Among the many lessons learned from all of this was that I don't trust the press. Not only did many members use less-than-ethical tactics to try and gather information from me, personally, but what was eventually published was less than factual. I know that not all journalists are without ethics-- the ones hunting me down, I'd hope, would the exception, not the rule. But I also learned how much misinformation they're fed. I realize much of this was for protection of others, and I've omitted certain details to keep that, but can't they just omit rather than misrepresent facts or utilize complete fabrication? I suppose I'd have to be a part of the business to fully understand.

There was, perhaps still is, an annual tribute by the SFPD at the site of the shooting. Every year at the same time, the street would be blocked off, a fleet of police cars would stop and flash their lights during a moment of silence. I'd see the officers responsible for saving my life. I'd see familiar faces, former neighbors, and friends and relatives of the officers and those affected. I attended the first 5 years, at which time a plaque was erected on the corner. The few times I've been in the neighborhood since, I've visited the memorial plaque and paused for brief reflection.

On January 24, 2001, California State Senator Diane Feinstein introduced the James Guelff Body Armor Act, named for the first officer on the scene who wasn't as fortunate to have survived. It was eventually renamed the James Guelff and Chris McCurley Body Armor Act of 2001, signed into Federal law November 2, 2002, making it illegal for violent felons to possess body armor.

Is what I experienced some sort of blessing in disguise? No, not really. Although they've lessened over the years, I still have occasional nightmares. If the foley work is a little too good on a film or the sound effects for a show a little too close to the real thing, or even from loud noises in general, my heart races and I'm in instant terror, transported back in time where I sat fearing for my life.

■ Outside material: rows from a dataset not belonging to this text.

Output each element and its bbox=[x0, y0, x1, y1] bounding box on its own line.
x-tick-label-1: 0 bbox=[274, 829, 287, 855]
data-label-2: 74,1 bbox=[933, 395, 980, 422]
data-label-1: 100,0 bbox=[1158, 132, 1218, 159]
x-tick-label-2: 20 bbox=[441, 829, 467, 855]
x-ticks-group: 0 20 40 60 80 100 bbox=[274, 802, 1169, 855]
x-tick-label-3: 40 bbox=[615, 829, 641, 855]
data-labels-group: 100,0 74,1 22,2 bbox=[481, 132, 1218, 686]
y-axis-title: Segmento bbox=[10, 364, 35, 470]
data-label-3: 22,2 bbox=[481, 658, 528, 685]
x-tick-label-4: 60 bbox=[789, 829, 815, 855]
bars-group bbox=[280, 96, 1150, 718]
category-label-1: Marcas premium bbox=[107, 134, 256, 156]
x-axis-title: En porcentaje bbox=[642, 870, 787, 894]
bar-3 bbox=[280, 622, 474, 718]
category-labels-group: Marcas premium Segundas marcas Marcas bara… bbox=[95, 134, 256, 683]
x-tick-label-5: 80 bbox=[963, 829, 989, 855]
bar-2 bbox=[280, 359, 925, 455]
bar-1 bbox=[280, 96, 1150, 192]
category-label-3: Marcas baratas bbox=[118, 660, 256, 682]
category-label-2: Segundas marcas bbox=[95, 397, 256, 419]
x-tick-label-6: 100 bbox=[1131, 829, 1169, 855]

I will say it was my most lucky day of all. I survived. I'm stronger. I'm alive. Those with me on this journey will just have to expect the unexpected weepy moment from me on occasion. And understand why I jump higher than most when startled. But, really, I'm okay, underneath it all.

1 comment:

Anonymous said...

This was very well done, and honestly the only detailed account of this incident that can be found on the web. As it turned out, you and I moved to Pacific Heights on exactly the same date and I'm still here in the same place. Thank you.